Espírito Comunitário

Nem toda a gente tinha forno na aldeia. Havia um forno, que ainda há, que era da povoação e havia mais fornos particulares. A gente, às vezes, ia a esses fornos também. Eram as pessoas atrás umas das outras. Por exemplo, agora íamos lá e procurávamos a pessoa que cozesse primeiro:

- Olhe, já há muita gente?

- “Olha, estão duas vezes ou estão três vezes fulano e fulano!” - dizia ela.

Então, a gente tomava vez atrás dessas pessoas. Eram muitos a cozer o seu pão no forno. Mas a gente conhecia o que era nosso, porque cada uma punha um sinalzinho no seu pão. A gente tendia a broa, punha na pá e havia um senhor a pôr lá para dentro para o forno. Eu, por exemplo, deixava ir sem nada. A vizinha fazia-lhe um buraquinho. Outra fazia com a mão um coisinho - dizíamos que era o belisco. Depois, quando saíam, cada uma sabia as broas que eram suas. Cada um cozia aquilo que entendia. Conforme a família era, assim se cozia a broa. Onde eram mais pessoas tinha que se cozer mais, onde era menos cozia-se menos.

Os moinhos também assim era. No tempo que eu me criei, havia aí muito moinho. Mas cada qual tinha o seu tempo para ir moer o milho. Havia um moinho, que era o Moinho da Ponte. Os meus pais, por exemplo, tinham todas as semanas o dia e a noite naquele moinho. Portanto, era de nove dias em nove dias que nós lá tínhamos o dia com a noite. Havia outro que era no mesmo sítio, só que era por cima. Aí só tínhamos de três em três semanas ou o dia ou a noite. E era assim. As pessoas tomavam sentido quando era o seu tempo e iam moer no tempo de cada uma. Por exemplo, eu hoje tinha o dia com a noite e ia moer o meu tempo. Amanhã já era de outra pessoa. E ao outro dia já era de outro. Dava a roda. Moíamos farinha para esses dias todos.

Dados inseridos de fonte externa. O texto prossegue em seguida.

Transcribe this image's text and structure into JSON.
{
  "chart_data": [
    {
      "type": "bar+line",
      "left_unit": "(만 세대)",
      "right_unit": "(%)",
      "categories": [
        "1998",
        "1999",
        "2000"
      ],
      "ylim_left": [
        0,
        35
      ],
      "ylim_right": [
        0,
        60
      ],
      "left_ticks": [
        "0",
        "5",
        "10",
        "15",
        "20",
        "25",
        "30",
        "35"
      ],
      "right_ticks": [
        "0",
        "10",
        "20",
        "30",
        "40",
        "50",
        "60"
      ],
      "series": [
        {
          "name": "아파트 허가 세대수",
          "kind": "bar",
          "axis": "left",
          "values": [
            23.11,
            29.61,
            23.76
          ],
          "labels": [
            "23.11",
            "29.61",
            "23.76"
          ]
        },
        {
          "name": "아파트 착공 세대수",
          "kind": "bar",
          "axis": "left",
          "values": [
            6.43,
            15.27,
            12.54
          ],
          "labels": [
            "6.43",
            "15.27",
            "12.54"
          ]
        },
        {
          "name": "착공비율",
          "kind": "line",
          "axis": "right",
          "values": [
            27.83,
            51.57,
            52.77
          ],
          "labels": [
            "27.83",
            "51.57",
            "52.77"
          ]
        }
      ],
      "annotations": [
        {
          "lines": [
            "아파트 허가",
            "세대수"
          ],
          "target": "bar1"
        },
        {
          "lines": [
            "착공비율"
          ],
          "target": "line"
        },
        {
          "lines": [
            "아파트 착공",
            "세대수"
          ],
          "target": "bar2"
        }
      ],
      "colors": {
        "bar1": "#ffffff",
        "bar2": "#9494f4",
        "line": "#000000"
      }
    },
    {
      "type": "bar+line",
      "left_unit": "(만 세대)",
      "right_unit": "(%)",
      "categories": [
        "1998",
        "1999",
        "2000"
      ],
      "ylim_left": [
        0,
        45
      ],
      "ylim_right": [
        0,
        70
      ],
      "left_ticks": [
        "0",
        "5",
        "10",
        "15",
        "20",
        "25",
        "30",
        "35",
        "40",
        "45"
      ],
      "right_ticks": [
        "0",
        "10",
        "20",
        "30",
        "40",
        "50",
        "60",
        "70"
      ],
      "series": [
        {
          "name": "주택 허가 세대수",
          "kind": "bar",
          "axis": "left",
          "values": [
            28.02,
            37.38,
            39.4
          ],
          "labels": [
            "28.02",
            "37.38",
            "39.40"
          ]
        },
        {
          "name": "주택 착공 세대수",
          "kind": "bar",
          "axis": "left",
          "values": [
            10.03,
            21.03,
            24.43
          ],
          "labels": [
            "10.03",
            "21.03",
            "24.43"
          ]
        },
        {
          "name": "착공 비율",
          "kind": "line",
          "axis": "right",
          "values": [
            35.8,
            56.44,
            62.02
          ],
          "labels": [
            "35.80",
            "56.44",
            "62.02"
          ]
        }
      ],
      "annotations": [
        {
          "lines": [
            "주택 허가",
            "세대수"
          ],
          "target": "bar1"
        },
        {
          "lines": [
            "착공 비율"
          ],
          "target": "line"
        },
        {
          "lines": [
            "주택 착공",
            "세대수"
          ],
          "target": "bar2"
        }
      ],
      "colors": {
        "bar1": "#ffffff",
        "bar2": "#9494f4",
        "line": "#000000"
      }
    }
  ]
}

Para regar era a mesma coisa e ainda agora se rega assim. Anda a água no rego ou na levada. Eu, por exemplo, tenho cinco horas de água. Vou regar aquelas minhas cinco horas. Outra atrás tem outras cinco. E cada uma rega a seu tempo. Por exemplo, eu posso tapar às oito até à uma hora. Outra pode tapar à uma até às duas ou até às três horas. Ainda hoje é assim e, por mim, nunca tive chatices com ninguém.

No meu tempo, ajudávamos uns aos outros. Por exemplo, quando tínhamos que colher o milho, as batatas, o feijão, as uvas para casa, eu precisava que uma pessoa me fosse ajudar. Depois, se eu fosse precisa às outras pessoas, também ia ajudar.